FV : Histoire vivante a souvent été présentée comme une émission emblématique de la convergence, qui avait comme caractéristique d’être programmée aussi bien à la radio et à la télévision. Comment voir cette complémentarité, a-t-elle une raison d’être ou est-elle cosmétique ?
JL : Précisons d’abord qu’Histoire vivante existe depuis 2002, soit bien avant que l’on parle de convergence. Sur ce point, il n’y a évidemment aucune raison de ne pas croire qu’en mettant radio et télévision côte à côte les synergies ne soient pas positives. Il ne m’appartient pas de juger des bénéfices ou déficits de ce processus. Il faudrait surtout voir ce que le public en retient. Est-ce un fait acquis, en dehors des nouveaux logos ?
FV : Comment voyez-vous le devenir des émissions historiques dans le service public de demain ?

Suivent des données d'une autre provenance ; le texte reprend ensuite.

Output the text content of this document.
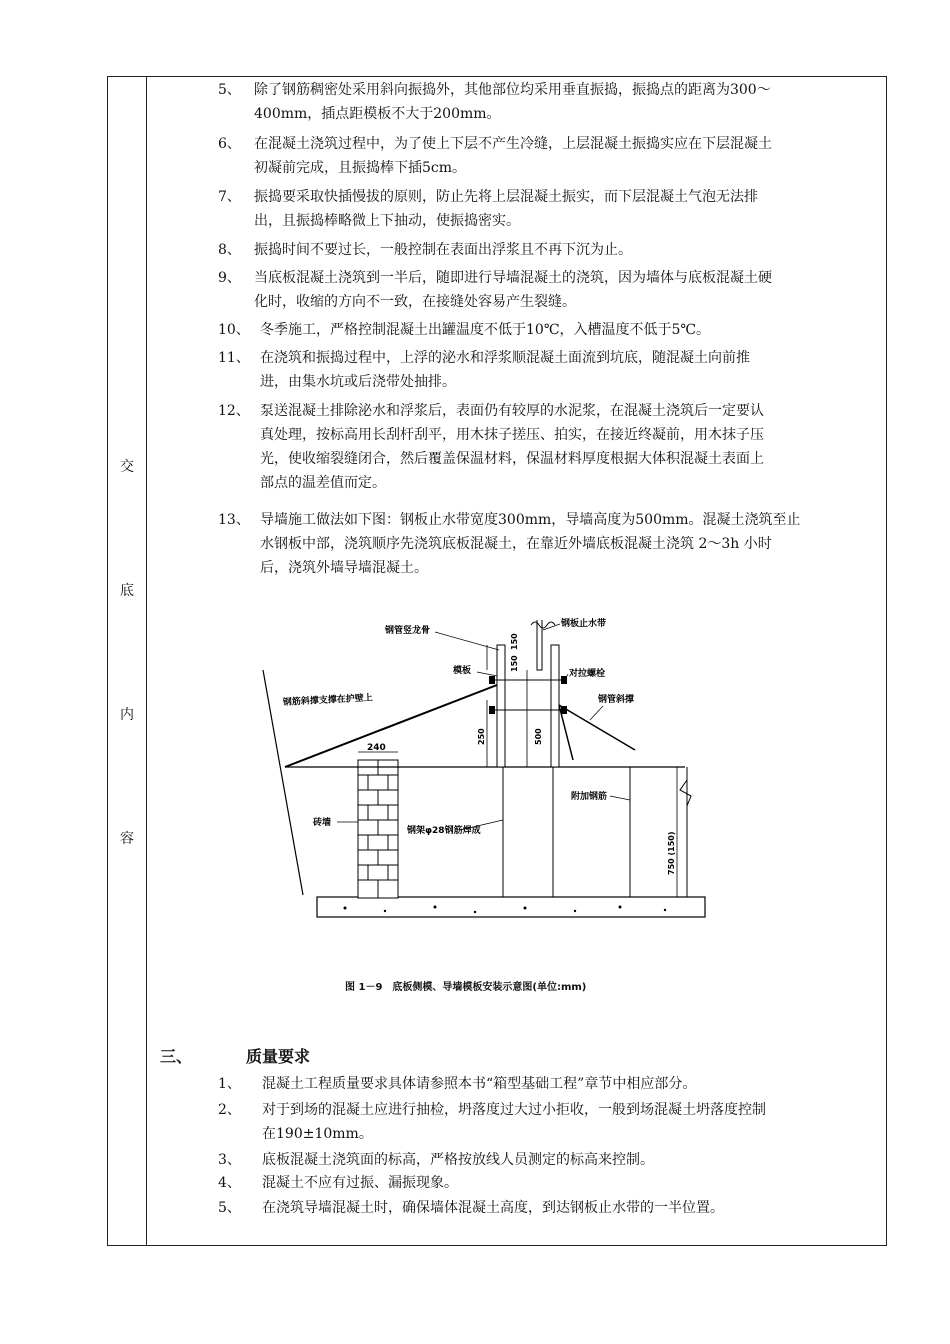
交
底
内
容
5、 除了钢筋稠密处采用斜向振捣外，其他部位均采用垂直振捣，振捣点的距离为300～
400mm，插点距模板不大于200mm。
6、 在混凝土浇筑过程中，为了使上下层不产生冷缝，上层混凝土振捣实应在下层混凝土
初凝前完成，且振捣棒下插5cm。
7、 振捣要采取快插慢拔的原则，防止先将上层混凝土振实，而下层混凝土气泡无法排
出，且振捣棒略微上下抽动，使振捣密实。
8、 振捣时间不要过长，一般控制在表面出浮浆且不再下沉为止。
9、 当底板混凝土浇筑到一半后，随即进行导墙混凝土的浇筑，因为墙体与底板混凝土硬
化时，收缩的方向不一致，在接缝处容易产生裂缝。
10、 冬季施工，严格控制混凝土出罐温度不低于10℃，入槽温度不低于5℃。
11、 在浇筑和振捣过程中，上浮的泌水和浮浆顺混凝土面流到坑底，随混凝土向前推
进，由集水坑或后浇带处抽排。
12、 泵送混凝土排除泌水和浮浆后，表面仍有较厚的水泥浆，在混凝土浇筑后一定要认
真处理，按标高用长刮杆刮平，用木抹子搓压、拍实，在接近终凝前，用木抹子压
光，使收缩裂缝闭合，然后覆盖保温材料，保温材料厚度根据大体积混凝土表面上
部点的温差值而定。
13、 导墙施工做法如下图：钢板止水带宽度300mm，导墙高度为500mm。混凝土浇筑至止
水钢板中部，浇筑顺序先浇筑底板混凝土，在靠近外墙底板混凝土浇筑 2～3h 小时
后，浇筑外墙导墙混凝土。
钢管竖龙骨
钢板止水带
模板	对拉螺栓
钢管斜撑
钢筋斜撑支撑在护壁上
砖墙
钢架φ28钢筋焊成
附加钢筋
240
150
150
250	500
750 (150)
图 1－9　底板侧模、导墙模板安装示意图(单位:mm)
三、	质量要求
1、	混凝土工程质量要求具体请参照本书“箱型基础工程”章节中相应部分。
2、	对于到场的混凝土应进行抽检，坍落度过大过小拒收，一般到场混凝土坍落度控制
在190±10mm。
3、	底板混凝土浇筑面的标高，严格按放线人员测定的标高来控制。
4、	混凝土不应有过振、漏振现象。
5、	在浇筑导墙混凝土时，确保墙体混凝土高度，到达钢板止水带的一半位置。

JL : Je pense que ce ne sont pas les émissions historiques, c’est le service public qui doit faire démonstration de son caractère irremplaçable. Le fait est que pour avoir fait cette série d’émissions sur le service public [diffusée en mai et en décembre 2016], les problèmes viennent plus de la télévision et beaucoup moins de la radio en termes de cote et de fiabilité, et pas seulement au niveau de la Suisse. La télévision est infiniment plus critiquée, largement plus concurrencée que la radio qui demeure un média très modeste. De par le fait de s’être trouvé accouplée, pour ne pas dire colonisée par la télévision, la radio se trouve entraînée dans les problèmes de la télévision. On se trouve indirectement menacés dans un conflit qui ne nous est pas adressés directement. Si la télévision est plus exposée, c’est avant tout parce que celle-ci est diffuseur ; elle diffuse des programmes qu’elle n’a pas fait autre chose qu’acheter alors que l’intégralité des programmes de la radio est constituée de productions propres et que du même coup elle peut beaucoup plus définir les objectifs auxquels le service public est attaché.